The Clayton County Water Authority (CCWA) Board of Directors has awarded a construction contract to signal the beginning of Phase II upgrades at the W.J. Hooper Water Production Plant, pending the closing in late April of the Series 2003 Bond Issue, approved recently by the CCWA and Clayton County Board of Commissioners.


Adams Robinson Enterprises selected for construction low bid

Morrow, GA, May 8, 2003 -- The Clayton County Water Authority (CCWA) Board of Directors has awarded a construction contract to signal the beginning of Phase II upgrades at the W.J. Hooper Water Production Plant, pending the closing in late April of the Series 2003 Bond Issue, approved recently by the CCWA and Clayton County Board of Commissioners.

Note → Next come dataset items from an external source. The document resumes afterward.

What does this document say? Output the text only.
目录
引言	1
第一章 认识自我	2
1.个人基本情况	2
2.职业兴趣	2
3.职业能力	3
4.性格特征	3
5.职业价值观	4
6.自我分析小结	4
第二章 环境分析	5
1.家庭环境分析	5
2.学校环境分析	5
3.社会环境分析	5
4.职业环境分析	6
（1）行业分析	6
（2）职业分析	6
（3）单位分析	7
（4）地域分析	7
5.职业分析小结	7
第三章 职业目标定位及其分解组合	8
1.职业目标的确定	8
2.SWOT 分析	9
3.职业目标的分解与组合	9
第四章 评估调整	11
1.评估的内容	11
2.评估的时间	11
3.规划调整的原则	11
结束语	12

The CCWA will work with Adams Robinson Enterprises, a general contractor based out of Dayton, Ohio, who specializes in water facility rehabilitation, which is exactly what Phase II work at the Hooper Plant will entail.

The $20 million dollar project, to be funded entirely from the proceeds of the Series 2003 Bond Issue, will include complete rehab and upgrades of existing worn and obsolete equipment at the facility, says Wade Brannan, general manager of the CCWA.

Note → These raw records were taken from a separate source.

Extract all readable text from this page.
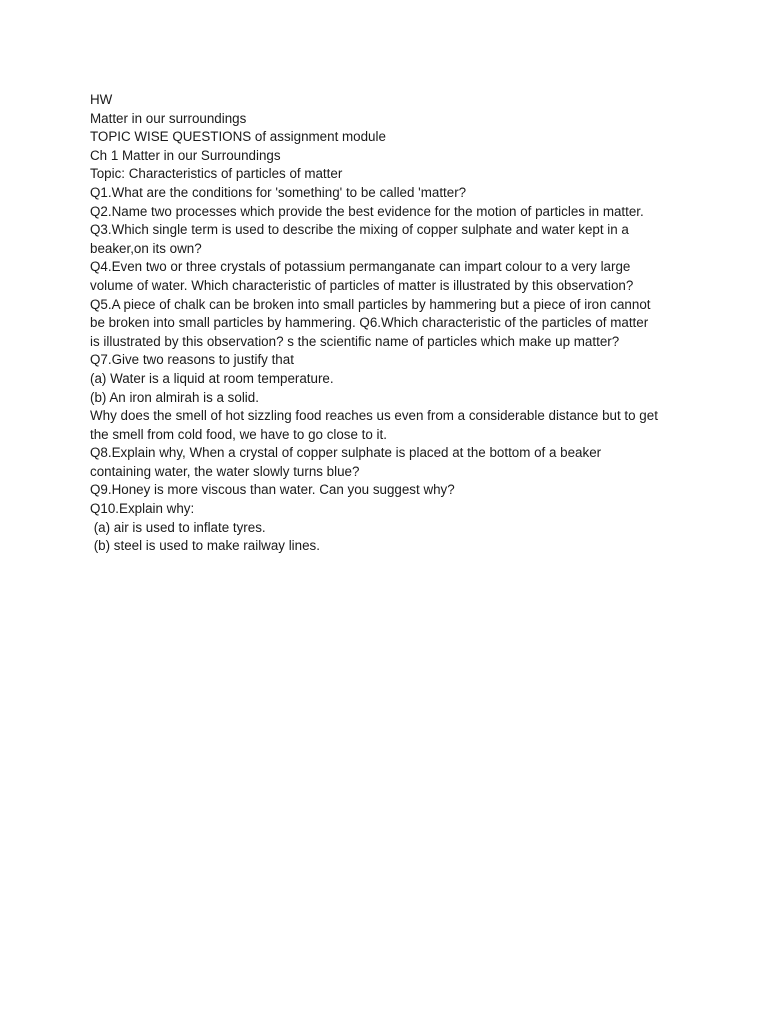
HW
Matter in our surroundings
TOPIC WISE QUESTIONS of assignment module
Ch 1 Matter in our Surroundings
Topic: Characteristics of particles of matter
Q1.What are the conditions for 'something' to be called 'matter?
Q2.Name two processes which provide the best evidence for the motion of particles in matter.
Q3.Which single term is used to describe the mixing of copper sulphate and water kept in a
beaker,on its own?
Q4.Even two or three crystals of potassium permanganate can impart colour to a very large
volume of water. Which characteristic of particles of matter is illustrated by this observation?
Q5.A piece of chalk can be broken into small particles by hammering but a piece of iron cannot
be broken into small particles by hammering. Q6.Which characteristic of the particles of matter
is illustrated by this observation? s the scientific name of particles which make up matter?
Q7.Give two reasons to justify that
(a) Water is a liquid at room temperature.
(b) An iron almirah is a solid.
Why does the smell of hot sizzling food reaches us even from a considerable distance but to get
the smell from cold food, we have to go close to it.
Q8.Explain why, When a crystal of copper sulphate is placed at the bottom of a beaker
containing water, the water slowly turns blue?
Q9.Honey is more viscous than water. Can you suggest why?
Q10.Explain why:
(a) air is used to inflate tyres.
(b) steel is used to make railway lines.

The improvements at Hooper are necessary for the Authority to comply with current and future drinking water standards for water production facilities in the state. In addition, the upgrades will provide the infrastructure for the plant to efficiently expand from its current capacity of 20 million gallons per day (MGD), to 25 MGD in the future.

CCWA staff and consulting engineers from CH2M Hill reviewed the information submitted by Adams Robinson Enterprises recently, and recommended them at the March CCWA board meeting as the low bidder on the project, which is one of the largest undertakings of the Authority's Water Resources Initiative -the 10-year master plan of capital improvements adopted in the spring of 2000.

The specifics of the project include construction of a new raw water intake and pump station, new high rate flocculation/sedimentation basins, a new chemical feed and storage facility, a new high service pump station, and modifications to electrical, instrumentation, and control systems.

Construction sequencing will be critical to the successful completion of this particular master plan project, says Mike Buffington, CCWA program manager for Phase n of the Hooper project. The construction will coincide with the busiest time of the year for the Authority, in terms of drinking water demand from CCWA customers.

"We have a schedule that should keep the plant at or near capacity during construction, even as we face our expected peak months for customer consumption this summer," he says.